ある中小企業の社長は言う。「お国の主催する経営セミナーなんかに出ても、『お前ら、これを理解しろ。理解できないやつは、滅びる』と説かれ、『ああ、だから俺んとこはうだつが上がらないのだ』ということがわかるだけで、帰り道はますます絶望的になるんですよ」
うんうん、その気持ち、よくわかる。
今、地方が不況にあえいでいるのは、中央が「正しい選択」やらをして、「勝ち組」と化し、地方を「その他大勢」に落とし込める構造になっているからである。中央を「大手企業」、地方を「中小企業」と言い換えても、ほとんどそっくりそのまま通じる。
だから、お国が中央の論理で立案した政策が、地方の役に立つことはほとんどないのだ。そうした構造から脱却する道は、「道州制」どころか、ちゃんとした「連邦制」に移行することだと思うのだが、それはいつのことになるやら、見当がつかない。

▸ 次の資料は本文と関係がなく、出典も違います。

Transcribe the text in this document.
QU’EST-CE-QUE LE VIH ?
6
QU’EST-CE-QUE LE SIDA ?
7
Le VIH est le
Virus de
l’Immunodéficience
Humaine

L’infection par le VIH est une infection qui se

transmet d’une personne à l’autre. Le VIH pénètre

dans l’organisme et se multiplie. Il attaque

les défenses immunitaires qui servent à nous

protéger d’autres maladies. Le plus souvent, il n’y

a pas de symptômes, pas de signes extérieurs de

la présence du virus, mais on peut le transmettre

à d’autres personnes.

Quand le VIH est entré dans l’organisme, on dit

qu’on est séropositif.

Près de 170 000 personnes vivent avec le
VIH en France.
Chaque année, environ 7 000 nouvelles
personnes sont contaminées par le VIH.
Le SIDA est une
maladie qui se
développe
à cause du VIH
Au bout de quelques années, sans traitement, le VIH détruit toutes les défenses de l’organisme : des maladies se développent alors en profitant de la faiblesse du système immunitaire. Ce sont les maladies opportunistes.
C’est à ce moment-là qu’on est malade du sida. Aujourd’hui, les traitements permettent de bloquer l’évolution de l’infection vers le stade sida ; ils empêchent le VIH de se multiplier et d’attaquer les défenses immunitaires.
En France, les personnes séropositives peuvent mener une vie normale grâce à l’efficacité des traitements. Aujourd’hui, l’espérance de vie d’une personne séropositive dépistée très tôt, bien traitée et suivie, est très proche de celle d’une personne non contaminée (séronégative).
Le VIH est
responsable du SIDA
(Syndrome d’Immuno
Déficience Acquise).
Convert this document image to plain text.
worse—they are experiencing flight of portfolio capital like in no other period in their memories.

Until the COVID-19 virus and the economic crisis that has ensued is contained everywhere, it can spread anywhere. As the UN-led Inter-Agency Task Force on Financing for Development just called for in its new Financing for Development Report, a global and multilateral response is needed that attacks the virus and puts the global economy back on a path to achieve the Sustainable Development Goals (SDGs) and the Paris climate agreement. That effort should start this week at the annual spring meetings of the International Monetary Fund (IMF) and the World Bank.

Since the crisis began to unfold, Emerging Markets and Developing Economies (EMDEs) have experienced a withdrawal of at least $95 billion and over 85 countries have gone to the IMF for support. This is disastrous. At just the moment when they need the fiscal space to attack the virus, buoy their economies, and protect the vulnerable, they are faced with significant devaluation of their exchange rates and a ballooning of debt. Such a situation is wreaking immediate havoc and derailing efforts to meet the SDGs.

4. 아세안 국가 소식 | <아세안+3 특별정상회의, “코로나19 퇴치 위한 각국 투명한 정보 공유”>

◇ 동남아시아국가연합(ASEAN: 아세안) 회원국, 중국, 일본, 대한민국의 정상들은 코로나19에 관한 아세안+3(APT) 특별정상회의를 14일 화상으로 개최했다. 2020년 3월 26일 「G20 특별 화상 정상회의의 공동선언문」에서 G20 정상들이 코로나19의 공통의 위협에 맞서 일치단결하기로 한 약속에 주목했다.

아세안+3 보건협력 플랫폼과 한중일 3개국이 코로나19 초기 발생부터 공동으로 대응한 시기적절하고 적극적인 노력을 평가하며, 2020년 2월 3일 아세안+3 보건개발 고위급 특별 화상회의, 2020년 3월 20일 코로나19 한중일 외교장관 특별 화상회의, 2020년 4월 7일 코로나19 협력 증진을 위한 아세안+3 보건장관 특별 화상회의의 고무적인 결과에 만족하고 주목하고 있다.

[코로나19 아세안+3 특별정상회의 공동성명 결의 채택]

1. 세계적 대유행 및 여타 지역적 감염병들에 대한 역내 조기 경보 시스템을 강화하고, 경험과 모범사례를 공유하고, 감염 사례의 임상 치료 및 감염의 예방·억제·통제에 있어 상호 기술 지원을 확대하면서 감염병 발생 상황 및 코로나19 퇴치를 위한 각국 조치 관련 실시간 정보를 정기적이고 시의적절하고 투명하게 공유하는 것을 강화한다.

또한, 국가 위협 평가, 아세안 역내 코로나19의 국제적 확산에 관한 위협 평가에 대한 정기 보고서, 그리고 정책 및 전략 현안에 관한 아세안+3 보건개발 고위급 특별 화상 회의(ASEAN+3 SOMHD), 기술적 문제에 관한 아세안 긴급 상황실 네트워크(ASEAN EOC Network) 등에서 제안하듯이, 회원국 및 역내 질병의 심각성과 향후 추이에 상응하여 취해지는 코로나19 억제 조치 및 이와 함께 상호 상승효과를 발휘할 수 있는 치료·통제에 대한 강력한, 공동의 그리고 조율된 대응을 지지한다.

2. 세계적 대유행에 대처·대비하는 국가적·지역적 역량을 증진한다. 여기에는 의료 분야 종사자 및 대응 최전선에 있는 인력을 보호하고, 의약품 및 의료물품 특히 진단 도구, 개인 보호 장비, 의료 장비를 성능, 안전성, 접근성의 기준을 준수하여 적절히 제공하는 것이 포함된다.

なにしろ、世の中はいつも「正しい選択」をするわけじゃないから。とりあえず、連邦制になると中央のお役人はメシの種が減るから、まともに取り組むわけがないし、役人がまともに取り組まなければ、国は決して動かない。
我々は、あまりお国のいうことに一喜一憂しないで、ぼちぼちやっていくしかないのである。